Google Pays Half Million Per Patent for Motorola Mobility

Google just purchased patents as part the acquisition of Motorola Mobility – 24,500 of them to be exact. At a $12.5B valuation that puts the value per patent at $510,204 apiece. But the search giant also gets 19,000 employees on top of the 29,000 it already has.

The question is does Google want these employees or to manage a business which is so different from software and advertising that it makes your head spin.
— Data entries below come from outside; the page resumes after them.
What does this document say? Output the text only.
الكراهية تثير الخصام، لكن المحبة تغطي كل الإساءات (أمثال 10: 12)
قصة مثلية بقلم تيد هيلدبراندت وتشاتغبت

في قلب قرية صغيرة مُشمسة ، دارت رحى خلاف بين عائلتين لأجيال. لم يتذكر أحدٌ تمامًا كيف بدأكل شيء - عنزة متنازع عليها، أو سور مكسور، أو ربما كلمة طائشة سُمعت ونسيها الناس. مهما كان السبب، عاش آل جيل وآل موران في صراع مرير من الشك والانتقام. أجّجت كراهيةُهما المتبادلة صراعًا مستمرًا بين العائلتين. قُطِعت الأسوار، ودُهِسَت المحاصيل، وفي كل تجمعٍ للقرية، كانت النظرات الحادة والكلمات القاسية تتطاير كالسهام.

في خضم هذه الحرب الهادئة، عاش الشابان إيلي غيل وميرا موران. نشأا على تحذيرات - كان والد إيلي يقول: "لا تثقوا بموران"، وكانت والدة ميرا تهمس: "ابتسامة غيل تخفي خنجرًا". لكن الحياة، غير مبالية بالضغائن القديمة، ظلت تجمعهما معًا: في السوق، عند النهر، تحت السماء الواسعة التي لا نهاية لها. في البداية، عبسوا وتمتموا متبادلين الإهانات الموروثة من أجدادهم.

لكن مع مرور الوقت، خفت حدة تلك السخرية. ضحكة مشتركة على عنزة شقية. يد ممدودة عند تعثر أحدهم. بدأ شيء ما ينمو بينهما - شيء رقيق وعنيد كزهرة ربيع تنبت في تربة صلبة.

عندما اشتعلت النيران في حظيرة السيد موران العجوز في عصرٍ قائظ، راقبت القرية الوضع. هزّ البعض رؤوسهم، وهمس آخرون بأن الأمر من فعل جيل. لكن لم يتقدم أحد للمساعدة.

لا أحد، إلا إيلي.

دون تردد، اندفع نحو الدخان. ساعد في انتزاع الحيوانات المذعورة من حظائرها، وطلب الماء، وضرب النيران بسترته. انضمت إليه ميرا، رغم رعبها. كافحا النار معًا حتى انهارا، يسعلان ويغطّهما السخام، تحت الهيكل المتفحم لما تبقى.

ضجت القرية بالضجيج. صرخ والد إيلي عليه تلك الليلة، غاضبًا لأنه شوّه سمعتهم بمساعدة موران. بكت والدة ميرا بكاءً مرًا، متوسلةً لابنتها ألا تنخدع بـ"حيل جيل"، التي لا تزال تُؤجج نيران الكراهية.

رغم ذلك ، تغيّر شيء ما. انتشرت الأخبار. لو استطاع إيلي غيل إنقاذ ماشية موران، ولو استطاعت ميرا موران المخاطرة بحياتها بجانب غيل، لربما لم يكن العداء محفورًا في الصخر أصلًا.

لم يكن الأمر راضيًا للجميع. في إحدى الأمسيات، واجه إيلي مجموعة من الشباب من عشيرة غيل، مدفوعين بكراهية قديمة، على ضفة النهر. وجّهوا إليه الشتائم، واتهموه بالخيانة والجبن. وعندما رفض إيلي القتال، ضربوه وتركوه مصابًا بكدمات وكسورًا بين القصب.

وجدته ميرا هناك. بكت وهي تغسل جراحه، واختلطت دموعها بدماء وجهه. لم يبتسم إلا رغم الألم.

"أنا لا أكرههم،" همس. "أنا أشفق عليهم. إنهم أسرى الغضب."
I spoke with Kris Kendrick of Sonus who used to be with Motorola and he sees this acquisition as Google picking up the hardware “wedge” into software.

But I just can’t see Google wanting this hardware business and if the company does want to enter this space, picking up Motorola seems odd as the company has had management issues for over a decade and although the company has always had great technology, they have never been able to execute properly. After all, when Apple collaborated with Motorola on a cell phone, it was a flop – it was so bad that Steve Jobs realized how dysfunctional cell phone makers were and subsequently embarked on his own phone design.

Yes, Motorola can boost Google TV but again, I don’t see it – does Google want to get into the low-margin hardware business? Especially after failing with the Nexus one – a phone of their own design – manufactured by HTC?

It seems far more likely that Google wants to open-source everything Motorola has and do it for the express purpose of having a platform across phones and televisions where it can show its ads. The best way to do this is to white-label everything Motorola makes and OEM it all to the tech ecosystem.

With all these new patents, the company has ample protection from Oracle, Apple and Microsoft so now the hard work begins of taking products which are generally sold to or via service providers and instead wholesaling them in the hopes of taking Android to the next level and moving upmarket with regards to hardware design.

There are many moving parts here and I am looking forward to seeing how Google procedes with this major purchase.